MySQL Query Optimization – Indexes & Joins 12 million+ records

MySQLperformancequery-performance

I'm running the following query:

SELECT
    `track_title`.`title`,
    `track`.`id`,
    `artist`.`name` artist,
    `album`.`title` album,
    `st_tag`.`tag`,
    `track`.`year`
FROM 
    `track`
JOIN `artist` ON `track`.`artist_id` = `artist`.`id`
JOIN `album` ON `track`.`album_id` = `album`.`id`
JOIN `track_title` ON `track`.`id` = `track_title`.`id`
JOIN `track_tags` ON `track`.`id` = `track_tags`.`track_id`
JOIN `st_tag` ON `track_tags`.`tag_id` = `st_tag`.`id`
WHERE
    `track_title`.`title_sch` LIKE "% love %"
ORDER BY
    `track_title`.`title`
LIMIT
    0,500;

Right now it takes at least 15 mins to execute.

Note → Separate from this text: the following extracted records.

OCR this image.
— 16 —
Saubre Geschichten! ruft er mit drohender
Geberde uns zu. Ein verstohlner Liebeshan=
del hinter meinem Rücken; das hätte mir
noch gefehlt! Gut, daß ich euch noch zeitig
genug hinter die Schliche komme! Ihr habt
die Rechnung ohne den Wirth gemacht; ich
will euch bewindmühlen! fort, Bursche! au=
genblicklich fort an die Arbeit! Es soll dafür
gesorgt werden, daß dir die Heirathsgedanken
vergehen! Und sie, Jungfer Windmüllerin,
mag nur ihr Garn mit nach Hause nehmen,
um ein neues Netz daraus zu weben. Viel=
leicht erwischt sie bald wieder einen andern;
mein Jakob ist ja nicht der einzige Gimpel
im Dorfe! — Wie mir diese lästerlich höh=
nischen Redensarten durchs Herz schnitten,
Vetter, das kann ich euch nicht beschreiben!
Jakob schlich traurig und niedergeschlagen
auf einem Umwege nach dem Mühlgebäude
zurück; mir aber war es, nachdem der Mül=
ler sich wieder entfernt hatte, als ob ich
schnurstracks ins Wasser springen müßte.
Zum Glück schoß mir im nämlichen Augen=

Both track and track_title have about 12 million records. Album and artist have at least a million each. Can this be sped up with better indexes? I've been playing with a combination of indexes in order to speed up the queries but i'm still having trouble getting it right.

Table structure:

CREATE TABLE `album` (
  `id` int(10) unsigned NOT NULL,
  `title` varchar(1000) default NULL,
  `title_sch` varchar(1000) default NULL,
  `flags` smallint(5) unsigned NOT NULL default '0',
  PRIMARY KEY  (`id`),
  KEY `title_sch` (`title_sch`(255)),
  KEY `album_title` USING BTREE (`title`(255)),
  KEY `album_cluster` USING BTREE (`id`,`title`(255),`title_sch`(255))
) ENGINE=InnoDB DEFAULT CHARSET=utf8;

CREATE TABLE `artist` (
  `id` int(10) unsigned NOT NULL,
  `name` varchar(1000) default NULL,
  `name_sch` varchar(1000) default NULL,
  `flags` smallint(5) unsigned NOT NULL default '0',
  PRIMARY KEY  (`id`),
  KEY `name_sch` (`name_sch`(255)),
  KEY `name` USING BTREE (`name`(255)),
  KEY `artist_name` USING BTREE (`name`(255)),
  KEY `artist_cluster` USING BTREE (`id`,`name`(255),`name_sch`(255))
) ENGINE=InnoDB DEFAULT CHARSET=utf8;

CREATE TABLE `st_tag` (
  `id` smallint(5) unsigned NOT NULL auto_increment,
  `tag` varchar(50) NOT NULL,
  `genre` smallint(5) unsigned NOT NULL,
  `parent` smallint(5) unsigned default NULL,
  `depth` tinyint(3) unsigned NOT NULL default '0',
  `display` tinyint(4) NOT NULL default '-1',
  PRIMARY KEY  (`id`)
) ENGINE=MyISAM AUTO_INCREMENT=352 DEFAULT CHARSET=utf8;

CREATE TABLE `track` (
  `id` int(10) unsigned NOT NULL,
  `artist_id` int(10) unsigned NOT NULL,
  `album_id` int(10) unsigned NOT NULL,
  `status` smallint(5) unsigned NOT NULL default '0',
  `flags` smallint(5) unsigned NOT NULL default '0',
  `year` smallint(5) unsigned default NULL,
  `duration` smallint(5) unsigned NOT NULL,
  `track_no` smallint(5) unsigned default NULL,
  `disc_no` tinyint(3) unsigned default NULL,
  `explicit` tinyint(3) unsigned NOT NULL default '0',
  `popularity` tinyint(3) unsigned NOT NULL default '0',
  PRIMARY KEY  (`id`),
  KEY `album_id` (`album_id`),
  KEY `artist_id` (`artist_id`)
) ENGINE=InnoDB DEFAULT CHARSET=utf8;

CREATE TABLE `track_tags` (
  `id` int(10) unsigned NOT NULL auto_increment,
  `track_id` int(10) unsigned NOT NULL,
  `tag_id` smallint(5) unsigned NOT NULL,
  `status` tinyint(3) unsigned NOT NULL default '0',
  PRIMARY KEY  (`id`),
  KEY `track_id` (`track_id`),
  KEY `tag_id` (`tag_id`)
) ENGINE=InnoDB AUTO_INCREMENT=26661380 DEFAULT CHARSET=utf8;

CREATE TABLE `track_title` (
  `id` int(10) unsigned NOT NULL,
  `title` varchar(1000) default NULL,
  `title_sch` varchar(1000) default NULL,
  `version` varchar(100) default NULL,
  PRIMARY KEY  (`id`),
  KEY `title` (`title`(255)),
  KEY `title_sch` (`title_sch`(255)),
  KEY `title_cluster` USING BTREE (`id`,`title`(255),`title_sch`(255))
) ENGINE=InnoDB DEFAULT CHARSET=utf8;

EDIT

The server i'm running on has about 4gbs of ram.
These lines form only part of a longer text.